Football: Panther wollen nicht auf fremde Hilfe hoffen

Am letzten Spieltag haben die Düsseldorfer in Berlin ihr Schicksal selbst in der Hand.

Düsseldorf. Theoretisch ist der Klassenerhalt für die Panther in der Football-Bundesliga klar — praktisch aber erst bei einer Niederlage von Schlusslicht Cologne Falcons oder einem Düsseldorfer Sieg bei den Berlin Rebels.

„Wir verlassen uns nicht auf fremde Hilfe, wir nehmen unser sportliches Schicksal in die eigenen Hände“, sagt Cheftrainer Clifford Madison betont kämpferisch vor dem morgigen Spiel.

Seine Vorstellung eines gelungenen Saisonabschlusses ist nicht nur der sichere Erstliga-Verbleib, sondern: „Wir wollen in Berlin gewinnen.“

Dafür müssen die Panther aber noch einmal ein langes Wochenende im Bus verbringen, noch einmal nach Berlin fahren, wo sie am Sonntagnachmittag nach einer Übernachtung bei den Rebels antreten (15 Uhr, Mommsenstadion).

Ob es wirklich der letzte Auftritt des sechsmaligen deutschen Meisters in dieser Saison wird, hat sich bis zum Anstoß in Berlin möglicherweise schon entschieden — ohne Zutun der Raubkatzen.

Bereits heute, während die Panther noch unterwegs Richtung Osten sind, spielen die Cologne Falcons in Kiel.
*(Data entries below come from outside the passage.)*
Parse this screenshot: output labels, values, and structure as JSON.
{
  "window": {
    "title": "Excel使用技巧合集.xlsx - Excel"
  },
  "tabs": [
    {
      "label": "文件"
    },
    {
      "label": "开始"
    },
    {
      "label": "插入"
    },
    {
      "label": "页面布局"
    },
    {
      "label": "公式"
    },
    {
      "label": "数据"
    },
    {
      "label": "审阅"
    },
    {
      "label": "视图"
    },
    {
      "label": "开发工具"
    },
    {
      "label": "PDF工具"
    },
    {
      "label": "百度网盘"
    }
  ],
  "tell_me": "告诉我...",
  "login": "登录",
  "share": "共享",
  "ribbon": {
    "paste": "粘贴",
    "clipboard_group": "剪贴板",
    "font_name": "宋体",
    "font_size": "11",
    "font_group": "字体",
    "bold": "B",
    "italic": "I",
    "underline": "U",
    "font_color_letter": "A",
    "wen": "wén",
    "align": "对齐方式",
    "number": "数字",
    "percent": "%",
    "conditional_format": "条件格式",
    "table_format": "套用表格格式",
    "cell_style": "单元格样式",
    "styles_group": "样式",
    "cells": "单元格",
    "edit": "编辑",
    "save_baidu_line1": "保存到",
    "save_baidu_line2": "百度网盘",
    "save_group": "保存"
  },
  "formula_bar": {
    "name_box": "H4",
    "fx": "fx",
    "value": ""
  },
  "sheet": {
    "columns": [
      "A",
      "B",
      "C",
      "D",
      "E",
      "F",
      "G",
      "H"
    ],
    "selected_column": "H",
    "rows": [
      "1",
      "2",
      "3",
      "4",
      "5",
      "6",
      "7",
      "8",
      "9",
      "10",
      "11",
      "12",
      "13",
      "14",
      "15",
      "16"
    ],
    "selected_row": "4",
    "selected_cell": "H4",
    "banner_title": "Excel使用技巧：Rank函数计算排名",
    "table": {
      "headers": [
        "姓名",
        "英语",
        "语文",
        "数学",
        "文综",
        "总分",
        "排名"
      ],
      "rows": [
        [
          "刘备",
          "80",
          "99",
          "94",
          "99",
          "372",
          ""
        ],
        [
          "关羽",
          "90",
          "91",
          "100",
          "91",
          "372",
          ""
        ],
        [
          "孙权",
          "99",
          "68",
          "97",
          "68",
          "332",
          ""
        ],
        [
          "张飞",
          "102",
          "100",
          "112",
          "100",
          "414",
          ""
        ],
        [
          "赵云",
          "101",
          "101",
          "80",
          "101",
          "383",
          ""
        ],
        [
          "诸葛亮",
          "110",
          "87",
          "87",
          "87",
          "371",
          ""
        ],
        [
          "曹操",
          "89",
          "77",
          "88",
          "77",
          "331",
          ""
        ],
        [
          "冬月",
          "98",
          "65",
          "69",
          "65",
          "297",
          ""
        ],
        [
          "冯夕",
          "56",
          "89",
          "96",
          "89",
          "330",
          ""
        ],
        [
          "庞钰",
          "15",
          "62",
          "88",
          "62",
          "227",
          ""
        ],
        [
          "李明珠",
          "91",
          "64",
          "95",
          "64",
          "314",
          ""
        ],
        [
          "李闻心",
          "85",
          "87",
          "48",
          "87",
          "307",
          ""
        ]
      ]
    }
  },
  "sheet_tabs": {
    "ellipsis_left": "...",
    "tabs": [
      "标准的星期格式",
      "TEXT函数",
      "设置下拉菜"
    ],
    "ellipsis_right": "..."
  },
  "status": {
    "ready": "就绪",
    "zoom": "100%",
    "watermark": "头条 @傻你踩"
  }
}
Wenn die Kölner nicht ausgerechnet beim Vizemeister der beiden vergangenen Jahre ihre Negativserie von zuletzt elf Niederlagen in Folge beenden, haben die Düsseldorfer den siebten Platz sicher.

Doch die Düsseldorfer wollen gewinnen, wie Trainer Madison sagt, und die Aussichten, das tatsächlich zu schaffen, gründen sich vor allem auf die Defensive. Die ließ beim 33:21-Erfolg der Panther im Hinspiel nur 193 Yards Raumgewinn der Rebellen zu, in den ersten 40 Minuten bis zur zwischenzeitlichen 20:7-Führung sogar nur 56 Yards insgesamt.

Da zudem Rebels-Ballträger Anthony Elzy verletzt fehlt, kann die ganze Konzentration Berlins Spielmacher Darius Outlaw gelten. Das hatten sich auch die Hamburg Blue Devils vergangene Woche vorgenommen. Ergebnis: 35:7 für die Berliner sowie 308 Pass-Yards und fünf Touchdowns für Outlaw.

„Ihn in den Griff zu kriegen, wird der Schlüssel zum Sieg sein“, sagt Madison, der erst Sonntagmittag genau wissen wird, auf wie viele und welche Düsseldorfer Spieler er in seiner Heimatstadt Berlin zurückgreifen kann.